‘the Problem of Art History’s Black and Indian Subject’ Print E-mail
Wednesday, 11 January 2012 13:26

Also in caa.reviews, Katherine Manthorne considers ($) Kirsten Pai Buick’s Child of the Fire: Mary Edmonia Lewis and the Problem of Art History’s Black and Indian Subject:

[This book is Buick's] anticipated full-length examination of this sculptor’s career. It is a thoughtful, groundbreaking study that should be a must-read for anyone interested in art of the United States and in a nuanced treatment of race, ethnicity, and gender.

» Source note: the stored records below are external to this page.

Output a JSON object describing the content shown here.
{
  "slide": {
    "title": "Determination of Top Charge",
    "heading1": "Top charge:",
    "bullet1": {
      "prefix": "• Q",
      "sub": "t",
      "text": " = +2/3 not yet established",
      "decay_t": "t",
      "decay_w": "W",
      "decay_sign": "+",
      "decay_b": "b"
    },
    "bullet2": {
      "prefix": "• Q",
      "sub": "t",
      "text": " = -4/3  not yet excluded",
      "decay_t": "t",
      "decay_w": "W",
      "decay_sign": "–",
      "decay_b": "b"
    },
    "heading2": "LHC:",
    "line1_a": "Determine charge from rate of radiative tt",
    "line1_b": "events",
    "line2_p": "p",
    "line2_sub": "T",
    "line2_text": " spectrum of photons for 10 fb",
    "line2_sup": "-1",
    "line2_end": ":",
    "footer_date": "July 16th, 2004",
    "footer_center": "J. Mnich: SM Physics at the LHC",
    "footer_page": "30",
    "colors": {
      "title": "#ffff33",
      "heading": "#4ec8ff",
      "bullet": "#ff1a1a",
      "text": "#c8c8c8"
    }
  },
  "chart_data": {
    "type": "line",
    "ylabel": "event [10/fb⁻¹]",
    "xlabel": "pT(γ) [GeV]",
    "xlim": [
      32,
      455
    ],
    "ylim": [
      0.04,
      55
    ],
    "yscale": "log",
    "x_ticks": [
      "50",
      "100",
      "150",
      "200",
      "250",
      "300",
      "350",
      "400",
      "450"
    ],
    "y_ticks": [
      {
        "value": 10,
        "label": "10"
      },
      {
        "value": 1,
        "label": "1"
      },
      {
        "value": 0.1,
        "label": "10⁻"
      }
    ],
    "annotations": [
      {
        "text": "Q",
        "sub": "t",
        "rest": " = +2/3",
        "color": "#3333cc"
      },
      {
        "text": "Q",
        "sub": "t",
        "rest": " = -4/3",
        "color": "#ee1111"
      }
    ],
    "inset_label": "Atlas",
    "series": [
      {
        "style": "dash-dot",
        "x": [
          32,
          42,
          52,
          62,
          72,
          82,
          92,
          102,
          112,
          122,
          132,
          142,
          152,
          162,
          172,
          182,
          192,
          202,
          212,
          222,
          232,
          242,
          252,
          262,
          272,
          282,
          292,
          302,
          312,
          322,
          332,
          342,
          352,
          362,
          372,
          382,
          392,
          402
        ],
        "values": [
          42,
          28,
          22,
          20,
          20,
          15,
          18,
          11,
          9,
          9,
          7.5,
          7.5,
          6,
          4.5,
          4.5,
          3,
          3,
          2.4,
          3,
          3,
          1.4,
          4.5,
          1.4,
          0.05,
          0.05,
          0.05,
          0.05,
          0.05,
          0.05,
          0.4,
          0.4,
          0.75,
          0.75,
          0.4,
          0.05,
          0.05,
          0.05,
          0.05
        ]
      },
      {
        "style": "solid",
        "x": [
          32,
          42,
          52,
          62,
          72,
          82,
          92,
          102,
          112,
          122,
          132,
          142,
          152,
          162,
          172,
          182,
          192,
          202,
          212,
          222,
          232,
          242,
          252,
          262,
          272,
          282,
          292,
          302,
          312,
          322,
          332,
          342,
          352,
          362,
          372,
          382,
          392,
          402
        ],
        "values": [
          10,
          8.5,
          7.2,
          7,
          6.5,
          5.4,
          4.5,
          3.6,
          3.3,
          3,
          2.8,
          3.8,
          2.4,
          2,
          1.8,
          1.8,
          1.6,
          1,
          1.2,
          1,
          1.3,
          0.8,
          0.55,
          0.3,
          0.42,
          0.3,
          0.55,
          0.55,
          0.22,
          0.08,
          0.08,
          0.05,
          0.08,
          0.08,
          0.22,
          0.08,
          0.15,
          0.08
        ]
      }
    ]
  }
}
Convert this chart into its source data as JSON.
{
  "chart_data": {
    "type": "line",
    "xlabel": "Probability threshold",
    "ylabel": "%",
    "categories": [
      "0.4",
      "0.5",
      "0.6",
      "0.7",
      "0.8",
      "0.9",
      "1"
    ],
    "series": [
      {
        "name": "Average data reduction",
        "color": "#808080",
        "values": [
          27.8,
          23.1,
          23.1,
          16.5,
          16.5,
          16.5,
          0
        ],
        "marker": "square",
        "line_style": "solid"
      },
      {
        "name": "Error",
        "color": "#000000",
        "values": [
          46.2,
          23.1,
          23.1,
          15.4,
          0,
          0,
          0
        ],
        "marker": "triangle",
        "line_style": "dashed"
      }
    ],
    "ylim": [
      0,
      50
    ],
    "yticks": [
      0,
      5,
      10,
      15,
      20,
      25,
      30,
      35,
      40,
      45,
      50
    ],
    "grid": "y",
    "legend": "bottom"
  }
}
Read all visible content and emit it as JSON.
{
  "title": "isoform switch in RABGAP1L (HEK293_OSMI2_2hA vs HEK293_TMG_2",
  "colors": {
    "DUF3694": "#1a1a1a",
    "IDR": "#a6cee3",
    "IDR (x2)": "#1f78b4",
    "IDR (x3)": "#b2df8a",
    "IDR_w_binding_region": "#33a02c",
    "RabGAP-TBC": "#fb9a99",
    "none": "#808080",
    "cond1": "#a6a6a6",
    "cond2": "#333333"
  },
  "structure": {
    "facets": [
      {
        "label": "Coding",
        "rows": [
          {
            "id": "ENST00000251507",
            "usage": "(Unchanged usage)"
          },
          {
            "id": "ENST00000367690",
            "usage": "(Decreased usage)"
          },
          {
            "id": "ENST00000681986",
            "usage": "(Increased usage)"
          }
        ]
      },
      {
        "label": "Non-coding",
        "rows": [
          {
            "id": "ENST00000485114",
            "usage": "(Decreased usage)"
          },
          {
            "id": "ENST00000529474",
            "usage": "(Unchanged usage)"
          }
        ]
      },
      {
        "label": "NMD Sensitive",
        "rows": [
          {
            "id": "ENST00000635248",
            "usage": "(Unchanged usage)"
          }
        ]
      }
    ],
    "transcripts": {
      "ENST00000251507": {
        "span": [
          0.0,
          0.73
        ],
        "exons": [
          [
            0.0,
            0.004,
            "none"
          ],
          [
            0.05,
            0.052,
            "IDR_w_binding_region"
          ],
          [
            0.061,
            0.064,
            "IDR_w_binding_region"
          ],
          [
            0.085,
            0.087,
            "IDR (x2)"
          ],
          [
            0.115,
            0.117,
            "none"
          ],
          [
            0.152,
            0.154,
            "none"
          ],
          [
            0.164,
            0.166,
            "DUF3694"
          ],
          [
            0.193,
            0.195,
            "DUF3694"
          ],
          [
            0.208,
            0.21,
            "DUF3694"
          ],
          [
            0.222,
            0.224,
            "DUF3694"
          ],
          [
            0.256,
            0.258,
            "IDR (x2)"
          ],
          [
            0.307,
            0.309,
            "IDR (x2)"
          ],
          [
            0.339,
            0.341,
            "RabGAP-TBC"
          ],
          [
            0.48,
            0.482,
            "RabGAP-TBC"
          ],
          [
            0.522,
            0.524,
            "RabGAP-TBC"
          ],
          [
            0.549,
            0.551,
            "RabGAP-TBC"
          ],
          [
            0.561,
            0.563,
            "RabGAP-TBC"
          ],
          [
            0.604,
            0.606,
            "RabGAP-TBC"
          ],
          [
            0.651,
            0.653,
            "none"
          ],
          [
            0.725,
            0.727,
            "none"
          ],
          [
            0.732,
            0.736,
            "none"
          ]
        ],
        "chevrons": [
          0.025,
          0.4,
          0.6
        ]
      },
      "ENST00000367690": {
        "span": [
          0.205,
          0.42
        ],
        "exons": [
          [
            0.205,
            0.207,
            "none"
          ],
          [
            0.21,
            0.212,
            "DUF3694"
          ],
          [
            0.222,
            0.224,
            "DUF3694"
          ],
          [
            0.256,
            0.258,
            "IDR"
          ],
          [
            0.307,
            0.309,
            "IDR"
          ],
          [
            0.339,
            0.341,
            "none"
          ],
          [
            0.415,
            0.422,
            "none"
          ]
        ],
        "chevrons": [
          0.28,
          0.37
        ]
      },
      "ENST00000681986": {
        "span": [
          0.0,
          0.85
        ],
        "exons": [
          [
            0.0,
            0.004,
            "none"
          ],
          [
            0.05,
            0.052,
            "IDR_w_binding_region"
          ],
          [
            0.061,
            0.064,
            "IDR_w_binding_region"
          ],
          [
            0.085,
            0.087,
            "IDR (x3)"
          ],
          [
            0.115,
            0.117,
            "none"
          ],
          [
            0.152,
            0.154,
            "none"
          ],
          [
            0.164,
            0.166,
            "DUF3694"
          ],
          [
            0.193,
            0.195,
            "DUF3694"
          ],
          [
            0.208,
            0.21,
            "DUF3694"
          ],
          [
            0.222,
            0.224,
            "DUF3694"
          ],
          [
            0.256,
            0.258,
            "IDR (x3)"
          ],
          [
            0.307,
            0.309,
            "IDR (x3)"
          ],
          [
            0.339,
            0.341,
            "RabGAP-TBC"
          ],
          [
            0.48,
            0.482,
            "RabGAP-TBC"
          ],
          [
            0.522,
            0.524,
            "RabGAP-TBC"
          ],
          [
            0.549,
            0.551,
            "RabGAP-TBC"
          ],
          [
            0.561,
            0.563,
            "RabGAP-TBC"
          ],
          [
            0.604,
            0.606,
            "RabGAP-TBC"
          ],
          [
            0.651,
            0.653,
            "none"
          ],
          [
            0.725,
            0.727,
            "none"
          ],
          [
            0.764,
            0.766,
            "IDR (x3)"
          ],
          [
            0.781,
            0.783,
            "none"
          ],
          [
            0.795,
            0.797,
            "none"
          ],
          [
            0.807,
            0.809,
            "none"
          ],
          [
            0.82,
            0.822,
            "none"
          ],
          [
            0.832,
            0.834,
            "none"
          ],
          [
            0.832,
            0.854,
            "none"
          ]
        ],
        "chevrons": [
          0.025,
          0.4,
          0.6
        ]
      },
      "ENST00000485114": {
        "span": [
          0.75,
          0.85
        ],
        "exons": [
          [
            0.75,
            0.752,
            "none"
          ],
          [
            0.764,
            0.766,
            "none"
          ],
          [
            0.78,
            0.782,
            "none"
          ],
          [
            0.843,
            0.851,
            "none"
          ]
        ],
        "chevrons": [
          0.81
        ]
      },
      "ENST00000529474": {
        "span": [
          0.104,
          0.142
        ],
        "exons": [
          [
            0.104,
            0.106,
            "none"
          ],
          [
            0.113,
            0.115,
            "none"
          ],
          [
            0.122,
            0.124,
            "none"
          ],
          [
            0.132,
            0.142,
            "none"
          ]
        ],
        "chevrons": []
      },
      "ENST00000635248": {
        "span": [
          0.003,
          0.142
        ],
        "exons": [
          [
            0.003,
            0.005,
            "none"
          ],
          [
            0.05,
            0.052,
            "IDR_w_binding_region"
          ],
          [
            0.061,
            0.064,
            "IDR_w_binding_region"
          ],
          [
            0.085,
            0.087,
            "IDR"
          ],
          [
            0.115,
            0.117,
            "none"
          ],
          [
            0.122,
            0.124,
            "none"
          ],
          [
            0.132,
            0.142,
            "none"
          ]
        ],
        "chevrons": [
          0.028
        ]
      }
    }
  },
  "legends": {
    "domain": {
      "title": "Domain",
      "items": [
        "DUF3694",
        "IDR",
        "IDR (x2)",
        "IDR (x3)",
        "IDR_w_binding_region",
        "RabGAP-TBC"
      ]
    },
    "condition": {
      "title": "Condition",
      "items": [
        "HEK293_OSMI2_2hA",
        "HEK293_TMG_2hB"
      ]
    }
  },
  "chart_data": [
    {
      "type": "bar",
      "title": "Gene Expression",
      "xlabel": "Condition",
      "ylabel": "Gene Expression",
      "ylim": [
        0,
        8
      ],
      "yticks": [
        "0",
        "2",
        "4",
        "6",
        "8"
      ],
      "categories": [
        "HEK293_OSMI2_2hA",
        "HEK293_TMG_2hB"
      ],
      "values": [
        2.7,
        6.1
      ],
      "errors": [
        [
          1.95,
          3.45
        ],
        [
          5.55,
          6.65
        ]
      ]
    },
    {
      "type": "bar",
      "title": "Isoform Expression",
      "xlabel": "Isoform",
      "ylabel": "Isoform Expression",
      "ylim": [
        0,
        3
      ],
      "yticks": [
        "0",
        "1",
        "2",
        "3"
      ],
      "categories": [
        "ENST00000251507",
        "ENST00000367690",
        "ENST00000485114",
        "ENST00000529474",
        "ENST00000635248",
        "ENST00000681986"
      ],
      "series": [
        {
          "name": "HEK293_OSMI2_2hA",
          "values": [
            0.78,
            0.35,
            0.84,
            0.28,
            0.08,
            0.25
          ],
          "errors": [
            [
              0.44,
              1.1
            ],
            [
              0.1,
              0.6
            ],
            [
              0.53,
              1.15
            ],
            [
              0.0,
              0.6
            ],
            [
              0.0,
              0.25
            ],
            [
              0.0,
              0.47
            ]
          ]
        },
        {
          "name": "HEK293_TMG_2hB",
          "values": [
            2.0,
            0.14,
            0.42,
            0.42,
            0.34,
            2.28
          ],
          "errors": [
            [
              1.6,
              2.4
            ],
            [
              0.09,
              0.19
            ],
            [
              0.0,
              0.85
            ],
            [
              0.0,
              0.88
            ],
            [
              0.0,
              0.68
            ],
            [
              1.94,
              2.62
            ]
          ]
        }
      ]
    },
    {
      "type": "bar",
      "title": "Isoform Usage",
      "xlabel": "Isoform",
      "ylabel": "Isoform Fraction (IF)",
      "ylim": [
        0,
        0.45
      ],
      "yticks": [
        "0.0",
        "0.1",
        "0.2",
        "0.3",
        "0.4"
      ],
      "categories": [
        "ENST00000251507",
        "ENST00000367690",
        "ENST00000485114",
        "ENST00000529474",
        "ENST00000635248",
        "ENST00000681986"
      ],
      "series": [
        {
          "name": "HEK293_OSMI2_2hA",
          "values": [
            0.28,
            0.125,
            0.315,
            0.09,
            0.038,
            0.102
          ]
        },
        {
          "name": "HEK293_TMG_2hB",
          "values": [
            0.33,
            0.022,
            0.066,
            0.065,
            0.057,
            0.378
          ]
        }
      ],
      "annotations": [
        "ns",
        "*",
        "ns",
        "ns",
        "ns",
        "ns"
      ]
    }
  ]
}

Buick’s book challenges late twentieth-century identity politics of current art history that maddeningly continue to insist that black or Native American or women artists reproduce their race and gender in their work … Buick situates her subject within the culture that shaped and instructed her in the cultures of “True Womanhood” and of “Sentiment.” But most of all, she reinserts her into the context of nineteenth-century American art, devoid of any hyphenated qualifier….

Contained within Buick’s reinterpretation of Lewis is a critique of, or at least a dialogue with, the field of art history itself … This is something that is definitely missing these days; the lively debates and disputes that used to pepper conferences and Letters to the Editors are now replaced with more politically correct and neutral comments … I find this willingness to take on one’s predecessors a refreshing breath of fresh air. Art historians need to recapture some of this give and take, as we shape the field for a new century and a new generation of scholars.